Evaluation and follow up
The postoperative complications were confirmed by investigators according to Clavien-Dindo grading[21] and chemotherapy related adverse events were evaluated according to common terminology criteria for adverse events (CTCAE)[22]. The OS time was calculated from the date of initial diagnosis to the time of death or the date of the last follow-up. The DFS time was defined as the time from surgery to tumor recurrence.

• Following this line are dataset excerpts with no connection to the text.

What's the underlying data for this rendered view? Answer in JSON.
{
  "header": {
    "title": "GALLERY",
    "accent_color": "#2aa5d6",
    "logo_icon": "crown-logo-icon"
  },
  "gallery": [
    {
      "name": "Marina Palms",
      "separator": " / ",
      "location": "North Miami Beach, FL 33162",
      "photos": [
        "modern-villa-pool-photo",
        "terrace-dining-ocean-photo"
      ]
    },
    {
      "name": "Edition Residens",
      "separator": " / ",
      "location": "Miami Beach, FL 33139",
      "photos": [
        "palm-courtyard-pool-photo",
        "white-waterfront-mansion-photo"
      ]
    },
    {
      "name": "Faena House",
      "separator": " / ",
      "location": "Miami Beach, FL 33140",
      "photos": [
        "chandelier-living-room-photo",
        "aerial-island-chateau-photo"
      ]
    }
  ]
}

After postoperative systemic chemotherapy, patients were assessed by physical examination, computerized tomography scan or the serum tumor markers every 3 months for the first 2 years, then every 6 months for 3–5 years. The last follow-up was performed in June 2022.
Sample size
According to some previous studies[23, 24], the 3-year overall survival (OS) rate of AGC patients was 74.2%-83% (mean, 78%). After D2 radical resection with HIPEC and systemic chemotherapy, the 3-year OS rate of AGC patients is estimated to be 86%. Assuming a two-sided α of 0.05 and 90% statistical power, with an estimated dropout rate of 15%, the required sample size was estimated to be 130 patients.
Statistical analysis
All data were systematically collected to establish a comprehensive database. The data were analyzed by SPSS software for windows, version 26.0 (SPSS Inc., Chicago, IL, USA). The Chi-squire test was used to compare the differences in age, gender, pathologic stage, differentiation degree, tumor size, tumor location and the occurrence rate of metastases, etc. The survival curves were calculated and compared by Kaplan-Meier method and the log-rank test. A p-value<0.05 was considered as statistically significant. Patients without complete data will not be included in the final analysis.